Studebaker was applauded in 1960 for its contribution to the economy after producing cars in Canada for 50 years.
“The retail value of Studebaker products from the Hamilton plant alone amounts to a 12-year total of $25,000,000, but statistics tell little by themselves of what the automotive industry has meant to Canada,” noted a newspaper article in October 1960.
But despite the success of the Lark, and the innovative Avanti, South Bend could not produce enough cars to remain viable, and Studebaker’s U.S. assembly lines were halted at the end of 1963.

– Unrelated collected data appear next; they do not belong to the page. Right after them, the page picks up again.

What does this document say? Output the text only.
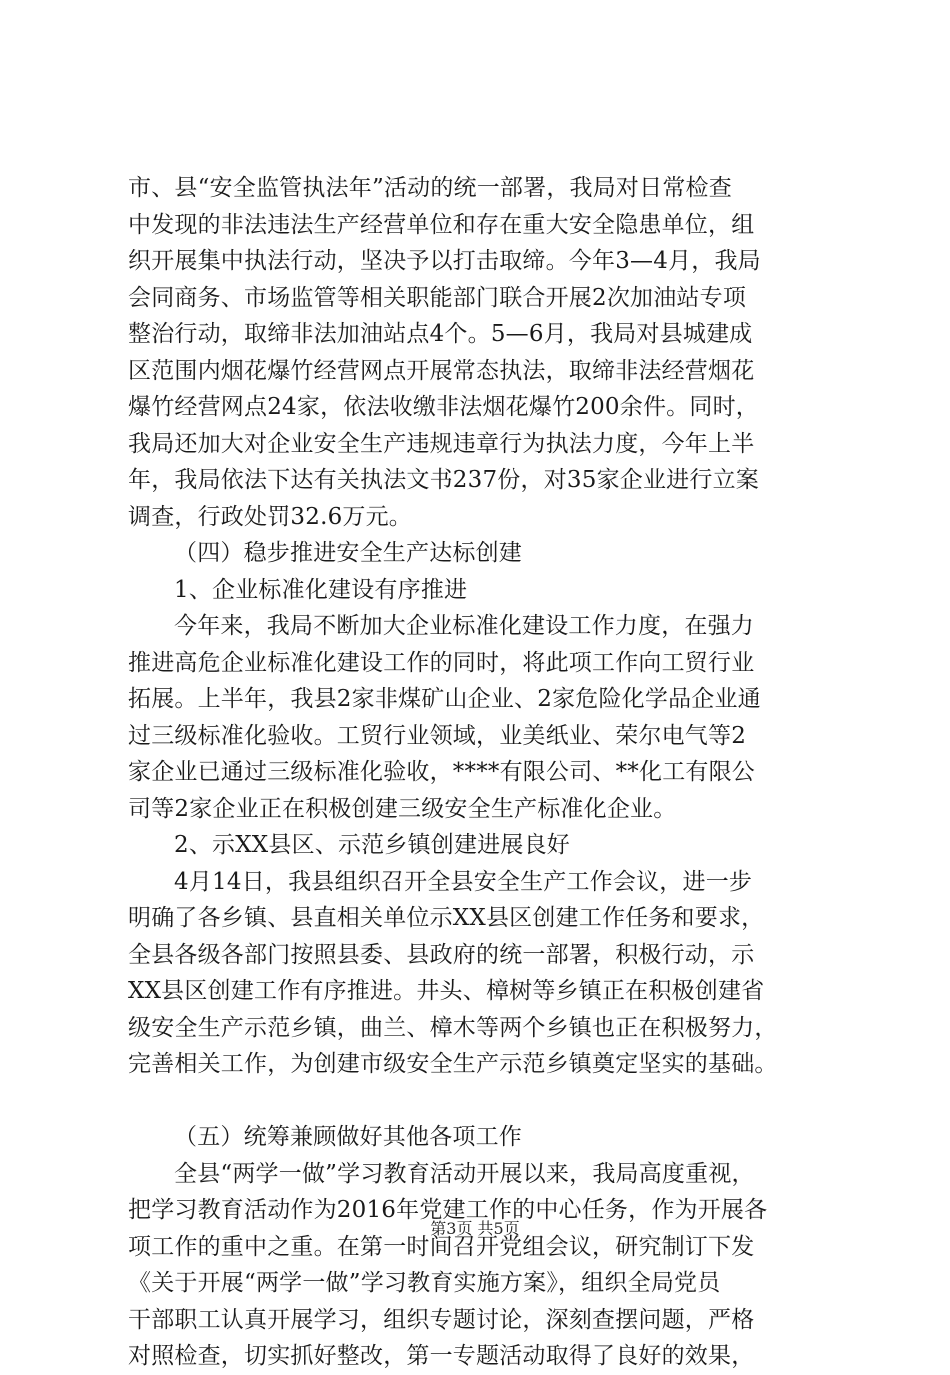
市、县“安全监管执法年”活动的统一部署，我局对日常检查
中发现的非法违法生产经营单位和存在重大安全隐患单位，组
织开展集中执法行动，坚决予以打击取缔。今年3—4月，我局
会同商务、市场监管等相关职能部门联合开展2次加油站专项
整治行动，取缔非法加油站点4个。5—6月，我局对县城建成
区范围内烟花爆竹经营网点开展常态执法，取缔非法经营烟花
爆竹经营网点24家，依法收缴非法烟花爆竹200余件。同时，
我局还加大对企业安全生产违规违章行为执法力度，今年上半
年，我局依法下达有关执法文书237份，对35家企业进行立案
调查，行政处罚32.6万元。
（四）稳步推进安全生产达标创建
1、企业标准化建设有序推进
今年来，我局不断加大企业标准化建设工作力度，在强力
推进高危企业标准化建设工作的同时，将此项工作向工贸行业
拓展。上半年，我县2家非煤矿山企业、2家危险化学品企业通
过三级标准化验收。工贸行业领域，业美纸业、荣尔电气等2
家企业已通过三级标准化验收，****有限公司、**化工有限公
司等2家企业正在积极创建三级安全生产标准化企业。
2、示XX县区、示范乡镇创建进展良好
4月14日，我县组织召开全县安全生产工作会议，进一步
明确了各乡镇、县直相关单位示XX县区创建工作任务和要求，
全县各级各部门按照县委、县政府的统一部署，积极行动，示
XX县区创建工作有序推进。井头、樟树等乡镇正在积极创建省
级安全生产示范乡镇，曲兰、樟木等两个乡镇也正在积极努力，
完善相关工作，为创建市级安全生产示范乡镇奠定坚实的基础。
（五）统筹兼顾做好其他各项工作
全县“两学一做”学习教育活动开展以来，我局高度重视，
把学习教育活动作为2016年党建工作的中心任务，作为开展各
项工作的重中之重。在第一时间召开党组会议，研究制订下发
《关于开展“两学一做”学习教育实施方案》，组织全局党员
干部职工认真开展学习，组织专题讨论，深刻查摆问题，严格
对照检查，切实抓好整改，第一专题活动取得了良好的效果，
第3页 共5页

“Studebaker made a lot of money in 1959 with the Lark,” said Stu Chapman, Studebaker’s former advertising manager for Canada in an interview in 1979. “Then they diversified, buying STP, Trans International Airlines, and a few other companies. Their first loyalty was to the stockholders so there was a tremendous diversification. In hindsight, if they had put that money back into the car the company might have been saved. By 1962 the operation was doomed.”
The Hamilton plant was going strong in the early 1960s, putting out Commander and Daytona sedans and station wagons. In 1964 over 17,000 cars were built, and output increased to over 18,500 in 1965.
But in March 1966, with only 2,045 cars built that year, Studebaker Canada ceased operations, and 900 employees had to find new jobs. The last car produced, a turquoise Lark Cruiser four-door sedan, rolled off the line on the morning of March 17.
Hamilton did not have engine or foundry facilities, and when the final Studebaker engines were shipped from South Bend late in 1964, management in Hamilton had to find something to power their cars.
Former Studebaker of Canada president Gordon Grundy worked with General Motors to supply engines for his cars, but the costs of the 194-cubic inch (3.17-litre) six and 283-cubic inch (4.63-litre) V8 from the GM engine facility in nearby St. Catharines were greater than expected, which did not help the bottom line for the Canadian operation.
Today the Studebaker has a large and devoted following, and owners of the Hamilton-built cars are especially proud of their Studes produced by this feisty independent, which in its last years could not compete with the larger domestic automakers or with the influx of foreign autos.